5 Eyebrow Tinting Side Effects To Be Aware Of Before You Reach For The Dye
Unless you're going for the Cara Delevingne light-hair-dark-eyebrows look, if you dye your hair you're inevitably going to want to tint your eyebrows, too. But as with any process that involves putting foreign objects near your eyeballs, there is some concern about the safety and side effects of eyebrow tinting, especially considering the process isn't FDA approved.
Semi-permanent eyebrow tinting (aka the kind that is done with actual dye, not cleverly applied eye pencil) can be done at home, but to get the best results (and avoid potentially blinding yourself) it's recommended that you test it out at a salon. The dye can last anywhere from a few months to 10 years, depending on how strong the pigment is that you use, so be sure to double check with the salon before they put it on you so you aren't stuck with bleach blonde eyebrows for longer than you want them.
There are a few ways to avoid the risks associated with eyebrow tinting. First in foremost, you're less apt to get hurt if you leave the dying to a trained professional instead of trying to do it yourself at home. Choose a vegetable-based or natural dye, which have fewer chemicals and are less likely to irritate your skin, though make sure you check the label — there have been cases of salons claiming dyes are "natural" when really they're filled with tar and other harmful substances. And if you wear contact lenses, be sure to take them out before the procedure.
With all of that in mind, here are some of the (really, really scary) side effects that could happen with eyebrow tinting. They're all fairly rare, but when it comes to the health of your eyes — it's better to be safe than sorry!
1. Skin Infections
Dying the hair on your brows also dyes the skin underneath — it's part of what makes them look darker or lighter. Possible side effects of the skin include contact dermatitis (a fancy name for a rash) or granulomas, which are small areas of inflamed tissue. Because the skin around your eyes is incredibly sensitive, it's important to know exactly what's in the dye you're using before it goes on your face. Take the time to read the label — it will help you in the long run!
2. Burning Eyes
If any of the dye gets into your eyes, it results in a horrible burning sensation that is very, very painful (because, ya know, there are horrible chemicals in your eyeballs). This is due to the three percent peroxide in the solution, which is basically part bleach. If this happens, splash cold water in your eyes or put water-soaked cotton balls over them to soothe the burning.
3. Eye Infections
If the chemicals come in contact with the delicate cornea in your eye, there is a serious risk of infection. Conjunctivitis is a condition in which the skin covering the eyeball becomes inflamed and turns red — it will basically look like you have pink eye. To keep your eyes clean during the process, carry saline solution and put drops in your eyes to wash out any chemicals. And remember: Keep your eyes closed!

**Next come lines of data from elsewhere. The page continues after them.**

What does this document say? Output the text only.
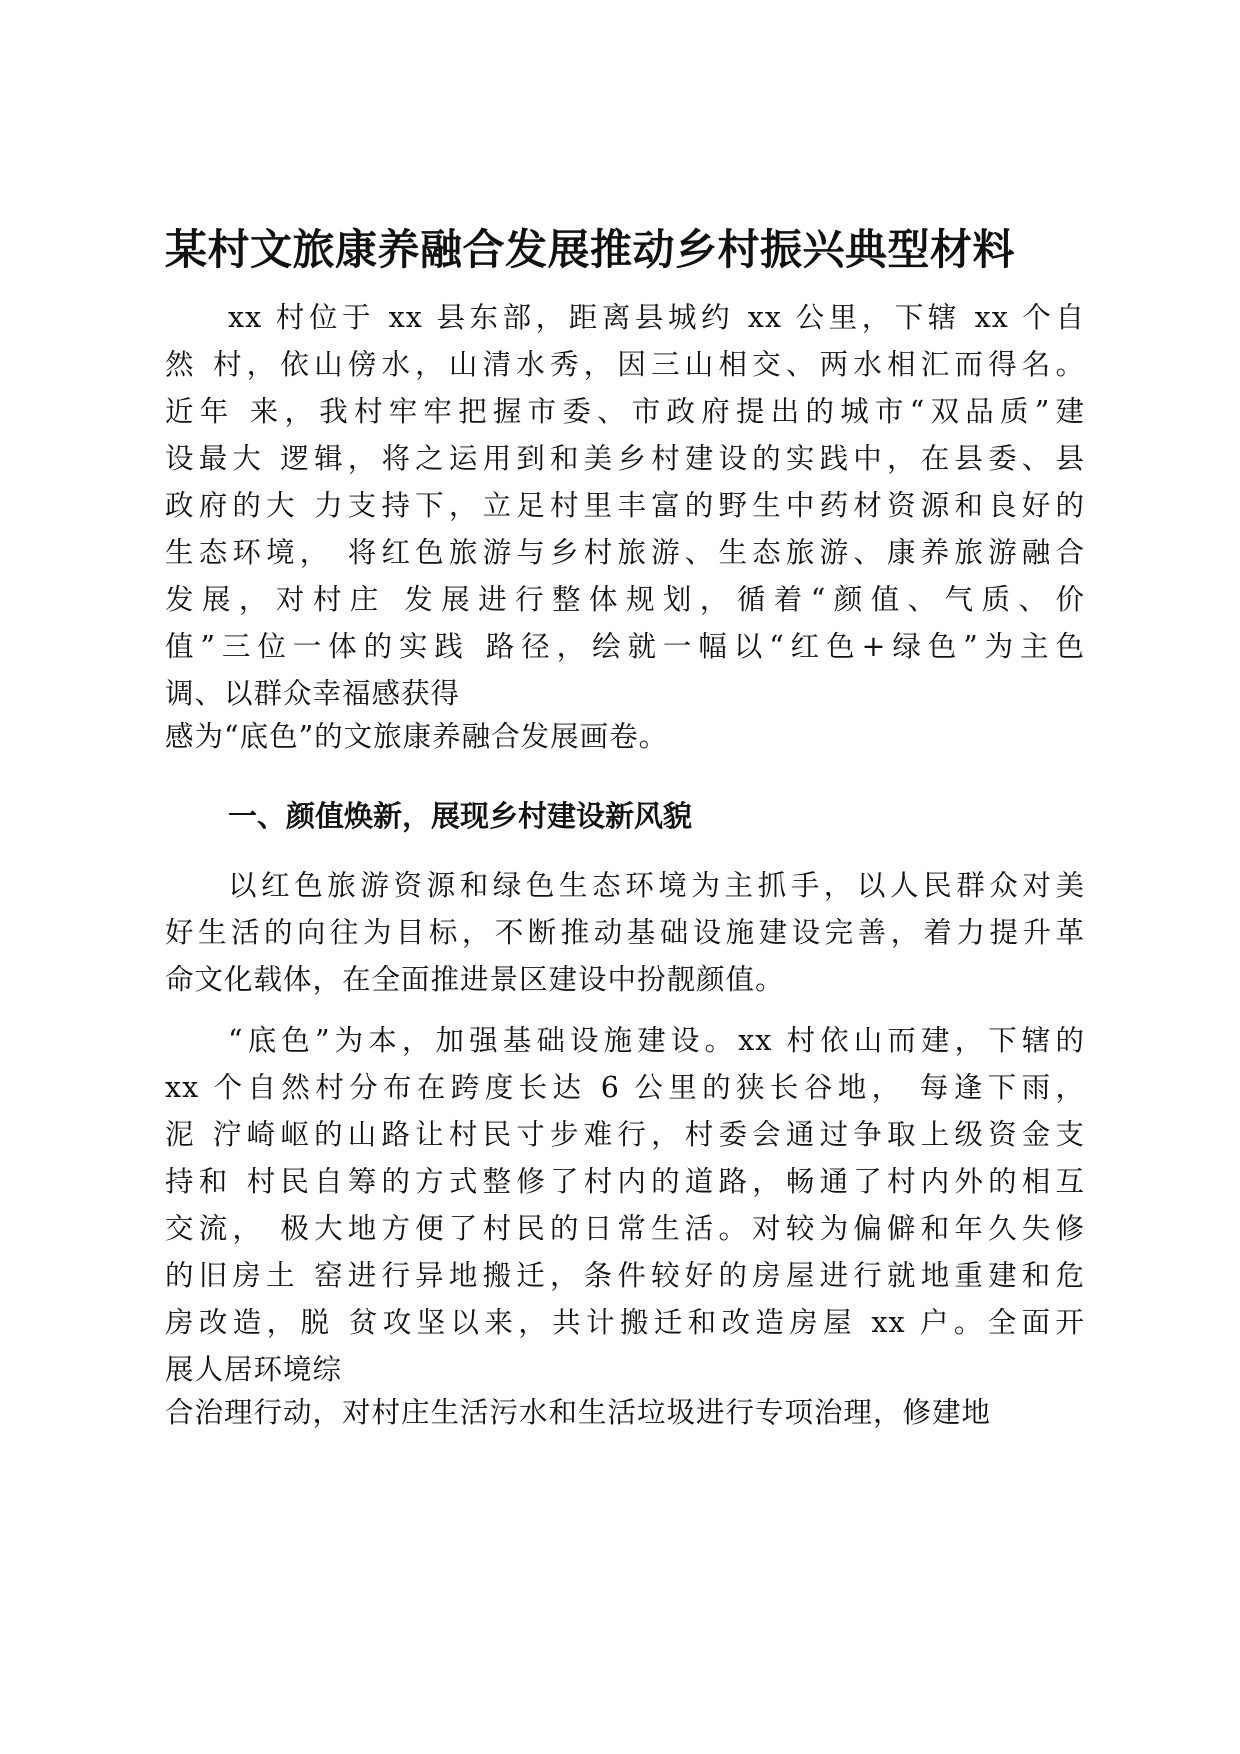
某村文旅康养融合发展推动乡村振兴典型材料
xx 村位于 xx 县东部，距离县城约 xx 公里，下辖 xx 个自
然 村，依山傍水，山清水秀，因三山相交、两水相汇而得名。
近年 来，我村牢牢把握市委、市政府提出的城市“双品质”建
设最大 逻辑，将之运用到和美乡村建设的实践中，在县委、县
政府的大 力支持下，立足村里丰富的野生中药材资源和良好的
生态环境， 将红色旅游与乡村旅游、生态旅游、康养旅游融合
发展，对村庄 发展进行整体规划，循着“颜值、气质、价
值”三位一体的实践 路径，绘就一幅以“红色+绿色”为主色
调、以群众幸福感获得
感为“底色”的文旅康养融合发展画卷。
一、颜值焕新，展现乡村建设新风貌
以红色旅游资源和绿色生态环境为主抓手，以人民群众对美
好生活的向往为目标，不断推动基础设施建设完善，着力提升革
命文化载体，在全面推进景区建设中扮靓颜值。
“底色”为本，加强基础设施建设。xx 村依山而建，下辖的
xx 个自然村分布在跨度长达 6 公里的狭长谷地， 每逢下雨，
泥 泞崎岖的山路让村民寸步难行，村委会通过争取上级资金支
持和 村民自筹的方式整修了村内的道路，畅通了村内外的相互
交流， 极大地方便了村民的日常生活。对较为偏僻和年久失修
的旧房土 窑进行异地搬迁，条件较好的房屋进行就地重建和危
房改造，脱 贫攻坚以来，共计搬迁和改造房屋 xx 户。全面开
展人居环境综
合治理行动，对村庄生活污水和生活垃圾进行专项治理，修建地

As with all beauty products, it's possible that you may have an allergic reaction to certain tints. Before using a particular dye, do a patch test 24 hours before the procedure. Apply a small patch of the color to the skin on your arm or neck, and leave it on overnight. If the skin breaks out in any sort of rash or hives, opt for an alternate dye or stick with shading your brows with temporary makeup.
Whenever you put chemicals in your eyes — especially those as harsh as the ones found in many eyebrow dyes — you're putting yourself at risk for blindness. It won't matter how perfectly tinted your eyebrows are if you can't see them, so please, color with care.
Like I said, there is a rare chance any of these side effects will occur, but it's always a good idea to know what you're getting yourself. As beautiful as a tinted brow might be, safety should be your number one concern.